A series of coprecipitated binary Cu-ZrO₂ catalysts was found to show an interesting activity–selectivity pattern during methanol synthesis from catalytic hydrogenation of carbon oxides (P_R, 20–30 atm; T_R, 200–240 °C). The effects of various pre–treatments as well as the copper/zirconia ratio on the structural and chemical properties of these samples were examined. The isoconversional Ozawa-Flynn-Wall method was applied to study the reduction behaviour, while the best fit modelling was used to establish the plausible mechanism of copper reduction. The extent of methanol formation rate was found to be dependent on the structure formed upon catalyst reduction, both in CO and in CO₂ hydrogenation conditions. The pre–calcination of the sample at a temperature as high as 650 °C negatively affected the methanol formation rate under CO hydrogenation conditions, while under the same activation treatment an increased specific activity was observed in CO₂ hydrogenation conditions, although with a minor methanol selectivity, since the rate of the WGS reaction was stronger enhanced. The incorporation of Zn into the catalyst formulation resulted in a visible increasing of the methanol formation rate, owing to the formation of a copper–zinc mixed oxide during calcination, which leads to higher metal dispersion also depressing the methane formation rate.

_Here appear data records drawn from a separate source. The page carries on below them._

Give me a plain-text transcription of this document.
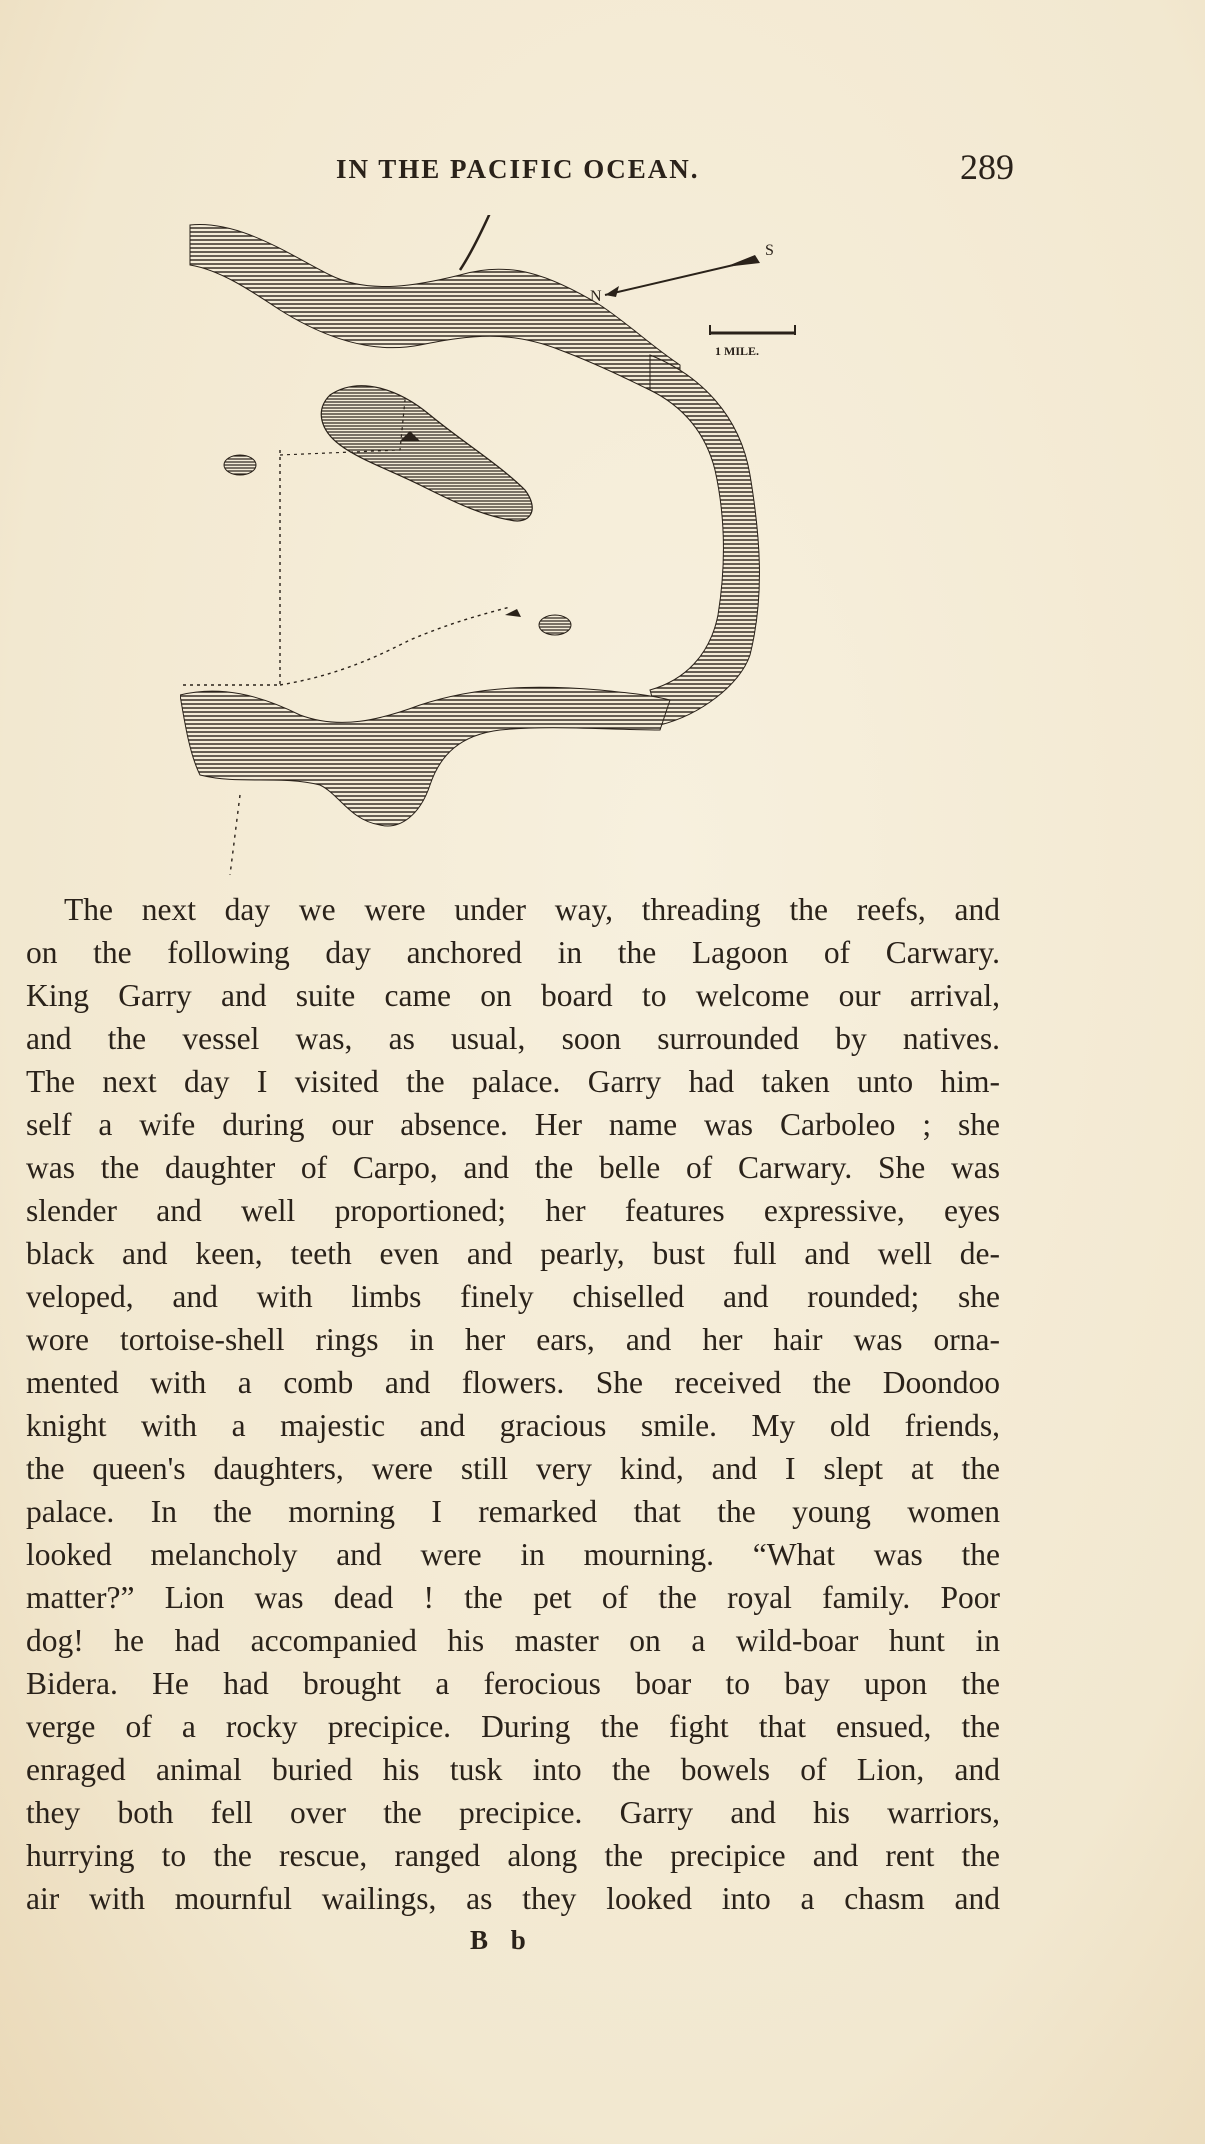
IN THE PACIFIC OCEAN.	289
N
S
1 MILE.
The next day we were under way, threading the reefs, and
on the following day anchored in the Lagoon of Carwary.
King Garry and suite came on board to welcome our arrival,
and the vessel was, as usual, soon surrounded by natives.
The next day I visited the palace. Garry had taken unto him-
self a wife during our absence. Her name was Carboleo ; she
was the daughter of Carpo, and the belle of Carwary. She was
slender and well proportioned; her features expressive, eyes
black and keen, teeth even and pearly, bust full and well de-
veloped, and with limbs finely chiselled and rounded; she
wore tortoise-shell rings in her ears, and her hair was orna-
mented with a comb and flowers. She received the Doondoo
knight with a majestic and gracious smile. My old friends,
the queen's daughters, were still very kind, and I slept at the
palace. In the morning I remarked that the young women
looked melancholy and were in mourning. “What was the
matter?” Lion was dead ! the pet of the royal family. Poor
dog! he had accompanied his master on a wild-boar hunt in
Bidera. He had brought a ferocious boar to bay upon the
verge of a rocky precipice. During the fight that ensued, the
enraged animal buried his tusk into the bowels of Lion, and
they both fell over the precipice. Garry and his warriors,
hurrying to the rescue, ranged along the precipice and rent the
air with mournful wailings, as they looked into a chasm and
B b
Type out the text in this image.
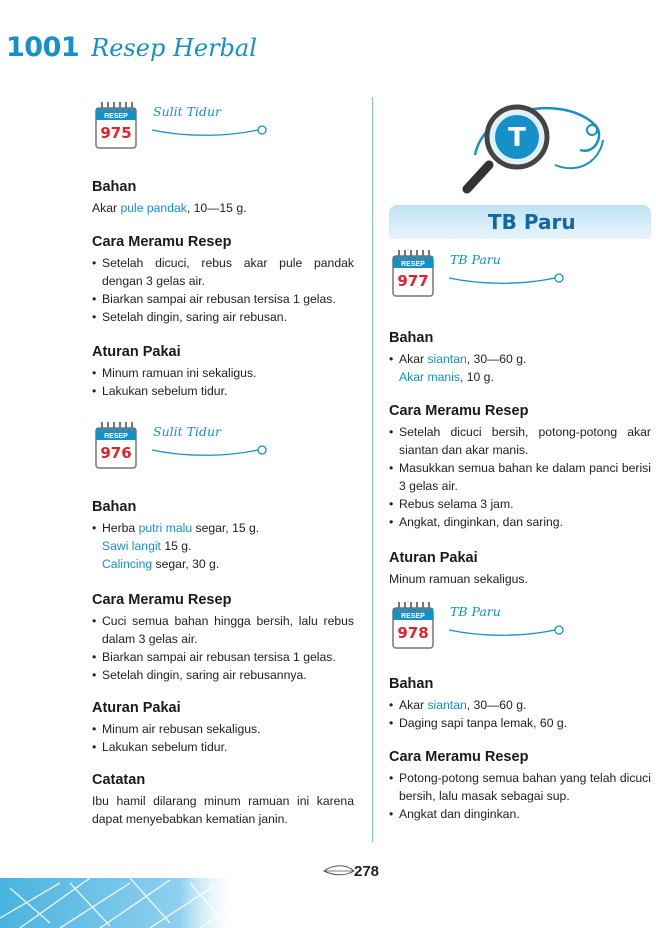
1001 Resep Herbal
RESEP
975
Sulit Tidur
Bahan

Akar pule pandak, 10—15 g.

Cara Meramu Resep
• Setelah dicuci, rebus akar pule pandak dengan 3 gelas air.
• Biarkan sampai air rebusan tersisa 1 gelas.
• Setelah dingin, saring air rebusan.
Aturan Pakai
• Minum ramuan ini sekaligus.
• Lakukan sebelum tidur.
RESEP
976
Sulit Tidur
Bahan
• Herba putri malu segar, 15 g.
Sawi langit 15 g.
Calincing segar, 30 g.
Cara Meramu Resep
• Cuci semua bahan hingga bersih, lalu rebus dalam 3 gelas air.
• Biarkan sampai air rebusan tersisa 1 gelas.
• Setelah dingin, saring air rebusannya.
Aturan Pakai
• Minum air rebusan sekaligus.
• Lakukan sebelum tidur.
Catatan

Ibu hamil dilarang minum ramuan ini karena dapat menyebabkan kematian janin.

T
TB Paru
RESEP
977
TB Paru
Bahan
• Akar siantan, 30—60 g.
Akar manis, 10 g.
Cara Meramu Resep
• Setelah dicuci bersih, potong-potong akar siantan dan akar manis.
• Masukkan semua bahan ke dalam panci berisi 3 gelas air.
• Rebus selama 3 jam.
• Angkat, dinginkan, dan saring.
Aturan Pakai

Minum ramuan sekaligus.

RESEP
978
TB Paru
Bahan
• Akar siantan, 30—60 g.
• Daging sapi tanpa lemak, 60 g.
Cara Meramu Resep
• Potong-potong semua bahan yang telah dicuci bersih, lalu masak sebagai sup.
• Angkat dan dinginkan.
278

一系列共沉淀的二进制的Cu-的ZrO ₂催化剂被发现显示出甲醇合成期间从碳氧化物的催化氢化一个令人感兴趣的活性，选择性图案（P _{- [R}，20-30大气压; Ť _{- [R}，200-240℃）。研究了各种预处理以及铜/氧化锆比对这些样品的结构和化学性质的影响。采用等转化Ozawa-Flynn-Wall方法研究还原行为，同时使用最佳拟合模型建立合理的铜还原机理。发现甲醇形成速率的程度取决于在CO和CO _2中催化剂还原时形成的结构。氢化条件。样品在温度高达650℃下的预焙烧CO氢化条件下的甲醇形成率的负面影响，而同样的活化处理下在CO中观察到的增加的比活性₂氢化条件，尽管具有轻微的甲醇选择性，因为WGS反应的速率更强。由于在煅烧过程中形成了铜锌混合氧化物，因此在催化剂配方中掺入Zn导致甲醇的形成速率明显增加，这导致较高的金属分散度也降低了甲烷的形成速率。